The number of serious traumatic spinal cord injuries is on the rise in the United States, and the leading cause no longer appears to be motor vehicle crashes, but falls, new Johns Hopkins research suggests.
The same research shows, moreover, that rates of these injuries—whose symptoms range from temporary numbness to full-blown paralysis—are rising fastest among older people, suggesting that efforts to prevent falls in the elderly could significantly curb the number of spinal injuries.
“We have demonstrated how costly traumatic spinal cord injury is and how lethal and disabling it can be among older people,” says Shalini Selvarajah, M.D., M.P.H., a postdoctoral surgical research fellow at the Johns Hopkins University School of Medicine and leader of the study published online in the Journal of Neurotrauma. “It’s an area that is ripe for prevention.”
For their study, the Johns Hopkins researchers analyzed a nationally representative sample of 43,137 adults treated in hospital emergency rooms for spinal cord injury in the United States between 2007 and 2009.
While the incidence among those aged 18 to 64 ranged from 52.3 per million in 2007 to 49.9 per million in 2009, the incidence per million in those 65 and older increased from 79.4 in 2007 to 87.7 in 2009. Falls were the leading cause of traumatic spinal cord injury over the three-year study period (41.5 percent), followed by motor vehicle crashes (35.5 percent). Fall-related spinal cord injuries increased during the study period overall. Among the elderly, they increased from 23.6 percent to 30 percent of injuries.

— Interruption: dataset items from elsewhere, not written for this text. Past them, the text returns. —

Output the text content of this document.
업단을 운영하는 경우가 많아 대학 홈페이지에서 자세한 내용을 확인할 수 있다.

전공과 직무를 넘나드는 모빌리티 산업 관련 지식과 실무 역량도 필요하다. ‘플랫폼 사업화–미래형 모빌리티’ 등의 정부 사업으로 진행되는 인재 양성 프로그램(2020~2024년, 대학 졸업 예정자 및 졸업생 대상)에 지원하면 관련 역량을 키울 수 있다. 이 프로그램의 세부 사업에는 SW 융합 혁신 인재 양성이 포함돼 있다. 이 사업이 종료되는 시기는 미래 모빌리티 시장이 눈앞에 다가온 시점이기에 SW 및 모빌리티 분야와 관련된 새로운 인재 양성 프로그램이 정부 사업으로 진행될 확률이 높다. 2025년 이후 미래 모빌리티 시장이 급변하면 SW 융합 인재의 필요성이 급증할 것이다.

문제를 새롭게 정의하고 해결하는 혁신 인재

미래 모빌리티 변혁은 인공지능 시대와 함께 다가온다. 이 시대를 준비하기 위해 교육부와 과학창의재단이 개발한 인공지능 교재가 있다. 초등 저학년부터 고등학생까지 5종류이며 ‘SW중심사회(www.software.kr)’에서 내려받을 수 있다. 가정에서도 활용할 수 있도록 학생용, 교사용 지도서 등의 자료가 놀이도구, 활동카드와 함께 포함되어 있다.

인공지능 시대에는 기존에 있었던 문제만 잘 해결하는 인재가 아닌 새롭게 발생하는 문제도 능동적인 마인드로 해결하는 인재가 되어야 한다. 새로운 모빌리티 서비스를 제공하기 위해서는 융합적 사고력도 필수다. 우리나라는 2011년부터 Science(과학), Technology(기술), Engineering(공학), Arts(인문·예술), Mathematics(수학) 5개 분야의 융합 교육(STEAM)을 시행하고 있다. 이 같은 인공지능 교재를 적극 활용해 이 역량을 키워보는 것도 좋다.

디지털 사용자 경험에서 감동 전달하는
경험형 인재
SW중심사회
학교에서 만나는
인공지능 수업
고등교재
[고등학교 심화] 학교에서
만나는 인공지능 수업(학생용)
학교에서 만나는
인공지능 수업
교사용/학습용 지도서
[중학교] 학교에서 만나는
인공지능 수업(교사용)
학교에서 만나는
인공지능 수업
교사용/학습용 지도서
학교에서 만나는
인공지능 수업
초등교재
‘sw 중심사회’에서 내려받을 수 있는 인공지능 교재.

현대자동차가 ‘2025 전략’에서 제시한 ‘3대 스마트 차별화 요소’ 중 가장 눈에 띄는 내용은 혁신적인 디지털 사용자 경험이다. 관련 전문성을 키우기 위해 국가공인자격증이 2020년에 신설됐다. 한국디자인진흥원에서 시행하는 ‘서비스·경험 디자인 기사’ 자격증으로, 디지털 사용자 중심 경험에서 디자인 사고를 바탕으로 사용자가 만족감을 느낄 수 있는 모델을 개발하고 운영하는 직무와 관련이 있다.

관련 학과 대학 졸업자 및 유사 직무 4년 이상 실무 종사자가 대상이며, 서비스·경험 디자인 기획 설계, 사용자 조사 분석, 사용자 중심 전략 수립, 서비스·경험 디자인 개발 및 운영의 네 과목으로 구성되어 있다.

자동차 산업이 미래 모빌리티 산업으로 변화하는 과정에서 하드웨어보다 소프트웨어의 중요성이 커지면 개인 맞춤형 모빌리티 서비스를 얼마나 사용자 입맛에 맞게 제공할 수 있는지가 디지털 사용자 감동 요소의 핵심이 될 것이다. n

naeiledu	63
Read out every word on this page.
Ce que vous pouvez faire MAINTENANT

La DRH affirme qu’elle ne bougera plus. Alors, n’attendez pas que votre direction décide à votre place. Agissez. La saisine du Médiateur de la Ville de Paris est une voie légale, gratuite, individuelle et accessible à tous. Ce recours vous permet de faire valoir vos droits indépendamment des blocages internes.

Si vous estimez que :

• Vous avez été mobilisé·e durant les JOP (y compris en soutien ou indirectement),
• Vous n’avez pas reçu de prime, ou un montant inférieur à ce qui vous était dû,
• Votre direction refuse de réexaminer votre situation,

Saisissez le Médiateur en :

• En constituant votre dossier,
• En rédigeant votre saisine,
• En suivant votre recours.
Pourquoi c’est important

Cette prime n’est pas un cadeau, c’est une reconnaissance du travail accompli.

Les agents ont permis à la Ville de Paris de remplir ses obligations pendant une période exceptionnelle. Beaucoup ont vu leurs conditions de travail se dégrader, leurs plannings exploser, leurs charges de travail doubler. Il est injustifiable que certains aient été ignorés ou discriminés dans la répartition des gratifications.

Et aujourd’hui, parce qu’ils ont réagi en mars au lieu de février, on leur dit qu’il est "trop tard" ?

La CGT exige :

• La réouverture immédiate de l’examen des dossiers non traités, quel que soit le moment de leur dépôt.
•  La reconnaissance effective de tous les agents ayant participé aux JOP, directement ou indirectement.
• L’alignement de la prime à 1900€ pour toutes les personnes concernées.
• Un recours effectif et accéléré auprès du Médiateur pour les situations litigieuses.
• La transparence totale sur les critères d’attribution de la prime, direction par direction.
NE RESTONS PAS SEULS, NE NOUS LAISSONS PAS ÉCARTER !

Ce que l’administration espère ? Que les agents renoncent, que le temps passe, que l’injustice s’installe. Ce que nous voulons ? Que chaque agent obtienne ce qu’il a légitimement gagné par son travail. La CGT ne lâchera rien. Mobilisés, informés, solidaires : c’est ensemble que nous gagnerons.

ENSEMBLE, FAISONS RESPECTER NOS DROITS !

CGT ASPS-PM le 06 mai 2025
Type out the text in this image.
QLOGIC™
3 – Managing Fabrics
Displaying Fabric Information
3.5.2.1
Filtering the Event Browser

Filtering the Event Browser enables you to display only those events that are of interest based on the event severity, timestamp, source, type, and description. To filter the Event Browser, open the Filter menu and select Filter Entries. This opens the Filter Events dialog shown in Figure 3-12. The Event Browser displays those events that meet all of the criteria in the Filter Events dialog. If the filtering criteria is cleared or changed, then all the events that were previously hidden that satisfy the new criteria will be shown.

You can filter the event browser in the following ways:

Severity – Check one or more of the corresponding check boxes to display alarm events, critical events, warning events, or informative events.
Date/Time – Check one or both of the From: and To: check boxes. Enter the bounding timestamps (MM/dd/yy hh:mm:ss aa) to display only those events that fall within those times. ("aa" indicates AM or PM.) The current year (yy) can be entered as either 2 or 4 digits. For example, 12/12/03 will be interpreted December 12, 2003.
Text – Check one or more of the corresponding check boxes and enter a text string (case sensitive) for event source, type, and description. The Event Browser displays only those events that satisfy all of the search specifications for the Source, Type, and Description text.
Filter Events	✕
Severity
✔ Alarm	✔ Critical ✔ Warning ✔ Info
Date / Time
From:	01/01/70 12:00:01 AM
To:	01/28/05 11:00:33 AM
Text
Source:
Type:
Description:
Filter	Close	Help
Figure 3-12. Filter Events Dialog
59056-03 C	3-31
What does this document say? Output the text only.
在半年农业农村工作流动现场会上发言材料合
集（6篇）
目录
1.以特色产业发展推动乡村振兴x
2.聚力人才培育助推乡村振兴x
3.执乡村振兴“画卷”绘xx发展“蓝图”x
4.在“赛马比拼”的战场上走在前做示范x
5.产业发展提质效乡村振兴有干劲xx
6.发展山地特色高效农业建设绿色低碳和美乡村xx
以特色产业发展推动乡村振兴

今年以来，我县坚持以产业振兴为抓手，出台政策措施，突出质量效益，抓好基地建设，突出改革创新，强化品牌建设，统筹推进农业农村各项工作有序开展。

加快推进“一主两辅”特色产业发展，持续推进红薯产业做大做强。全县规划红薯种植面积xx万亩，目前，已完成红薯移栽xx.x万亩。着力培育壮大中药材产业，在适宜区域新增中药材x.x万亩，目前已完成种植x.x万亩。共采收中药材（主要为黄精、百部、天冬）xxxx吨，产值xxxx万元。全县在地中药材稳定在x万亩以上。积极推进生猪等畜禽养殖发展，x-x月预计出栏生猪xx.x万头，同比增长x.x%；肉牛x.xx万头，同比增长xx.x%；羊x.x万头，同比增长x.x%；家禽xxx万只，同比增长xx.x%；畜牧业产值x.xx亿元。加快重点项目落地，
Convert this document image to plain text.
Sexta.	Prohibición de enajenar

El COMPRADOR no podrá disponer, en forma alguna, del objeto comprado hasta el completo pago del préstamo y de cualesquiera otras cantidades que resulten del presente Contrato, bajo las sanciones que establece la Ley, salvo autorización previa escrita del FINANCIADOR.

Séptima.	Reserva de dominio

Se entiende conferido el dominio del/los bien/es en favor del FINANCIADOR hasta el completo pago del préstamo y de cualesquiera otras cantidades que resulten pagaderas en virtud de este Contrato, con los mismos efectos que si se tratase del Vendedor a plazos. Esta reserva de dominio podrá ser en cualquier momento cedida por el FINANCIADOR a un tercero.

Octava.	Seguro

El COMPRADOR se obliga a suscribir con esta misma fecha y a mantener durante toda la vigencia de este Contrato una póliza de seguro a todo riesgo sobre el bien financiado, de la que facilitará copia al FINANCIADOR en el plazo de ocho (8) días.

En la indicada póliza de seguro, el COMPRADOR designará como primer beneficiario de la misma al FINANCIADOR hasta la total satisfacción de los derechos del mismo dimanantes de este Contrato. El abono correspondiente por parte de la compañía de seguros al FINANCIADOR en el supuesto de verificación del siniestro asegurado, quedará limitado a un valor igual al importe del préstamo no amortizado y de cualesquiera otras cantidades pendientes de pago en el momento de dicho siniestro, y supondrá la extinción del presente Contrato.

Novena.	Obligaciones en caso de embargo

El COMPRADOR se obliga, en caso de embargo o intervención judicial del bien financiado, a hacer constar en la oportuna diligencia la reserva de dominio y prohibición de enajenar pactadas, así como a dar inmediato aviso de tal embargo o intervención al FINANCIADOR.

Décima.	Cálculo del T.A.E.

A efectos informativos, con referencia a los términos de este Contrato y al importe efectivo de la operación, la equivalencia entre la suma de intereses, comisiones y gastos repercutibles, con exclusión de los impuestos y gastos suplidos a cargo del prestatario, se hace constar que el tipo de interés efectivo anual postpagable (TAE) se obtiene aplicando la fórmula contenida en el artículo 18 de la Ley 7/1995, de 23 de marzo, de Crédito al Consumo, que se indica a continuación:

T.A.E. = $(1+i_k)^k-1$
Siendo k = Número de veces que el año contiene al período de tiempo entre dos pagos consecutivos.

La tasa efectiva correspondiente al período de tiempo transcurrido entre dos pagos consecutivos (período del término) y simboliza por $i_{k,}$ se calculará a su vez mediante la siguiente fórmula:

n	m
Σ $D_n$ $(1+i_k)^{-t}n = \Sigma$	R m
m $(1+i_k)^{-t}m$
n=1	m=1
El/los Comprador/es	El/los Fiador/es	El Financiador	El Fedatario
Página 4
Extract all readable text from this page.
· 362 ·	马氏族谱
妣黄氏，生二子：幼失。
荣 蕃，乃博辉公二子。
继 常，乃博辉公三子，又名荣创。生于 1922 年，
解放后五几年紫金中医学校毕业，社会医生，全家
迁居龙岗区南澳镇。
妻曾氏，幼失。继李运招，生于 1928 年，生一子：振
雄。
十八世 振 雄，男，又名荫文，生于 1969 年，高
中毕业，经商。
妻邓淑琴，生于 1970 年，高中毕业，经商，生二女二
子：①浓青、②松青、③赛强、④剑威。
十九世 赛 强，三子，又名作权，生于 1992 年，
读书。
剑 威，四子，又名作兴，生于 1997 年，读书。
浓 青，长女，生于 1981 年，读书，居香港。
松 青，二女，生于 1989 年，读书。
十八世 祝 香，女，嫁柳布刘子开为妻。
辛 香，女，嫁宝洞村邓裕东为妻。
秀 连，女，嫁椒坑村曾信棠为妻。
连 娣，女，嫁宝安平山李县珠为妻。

The average age of adults with a traumatic spinal cord injury in a previous study that covered the years 2000 to 2005 was 41; the new study suggests it is now 51.
The investigators say that even when taking into account injury severity and other illnesses experienced by the patients, older adults with traumatic spinal cord injury are four times more likely to die in the emergency room from such an injury compared to younger adults. If they survive and are admitted, they are six times more likely to die during their inpatient stay.
While the researchers say they can’t pinpoint the exact reason that falls have surpassed car crashes as a cause of traumatic spinal injuries, they believe it may be a combination of the general aging of the population, the more active lifestyles of many Americans over 65, and airbags and seatbelt laws that allow drivers and passengers to survive crashes.
“We are seeing a changing face in the epidemiology of spinal cord injury,” says Edward R. Hammond, M.D., Ph.D., a research associate at the International Center for Spinal Cord Injury at Kennedy Krieger Institute and another of the study’s leaders.
Beyond the personal toll of disability and death, spinal cord injuries are a growing financial burden on the health care system, the researchers say. They estimate that from 2007 to 2009, emergency room charges alone for traumatic spinal cord injury patients totaled $1.6 billion.
But that is “just the first drop in a long-filling bucket,” says Eric B. Schneider, Ph.D., an epidemiologist at the Johns Hopkins University School of Medicine’s Center for Surgical Trials and Outcomes Research. Those charges increased by 20 percent over the study period, far more than just the cost of inflation.
The spinal cord injuries captured by the data for this study were those serious enough to land the patient in the emergency room and included temporary bruising to severed or permanently damaged cords that cause paralysis, difficulty breathing, an inability to fill and empty the bladder and other motor disabilities.
According to the National Spinal Cord Injury Statistical Center, lifetime costs of care for someone with a serious spinal cord injury can range from $1 million to $5 million, depending on the age of the person at the time of injury and the severity of the injury. Improvements in rehab care are leading to longer life expectancy among patients with spinal cord injury — and bigger medical bills.
“With so much emphasis on trying to reduce health care costs right now, this is another reason why preventing the injury altogether is so vital,” Selvarajah says.
A recent campaign by the National Institutes of Health is funding the search for better ways to prevent falls that lead to traumatic brain injury in the elderly. Schneider says the effort could also lead to a coincidental reduction in traumatic spinal cord injury.
The spinal cord is a long bundle of nerve tissue that sits inside a bony structure called the vertebral column or backbone. It is the conduit that connects the brain to the rest of the body, enabling nearly all of the latter’s functions.
Other Johns Hopkins researchers involved in the study include Adil H. Haider, M.D., M.P.H.; Christopher J. Abularrage, M.D.; Daniel Becker, M.D.; Nitasha Dhiman, M.S.P.H.; Omar Hyder, M.D., M.S.; and James H. Black III, M.D.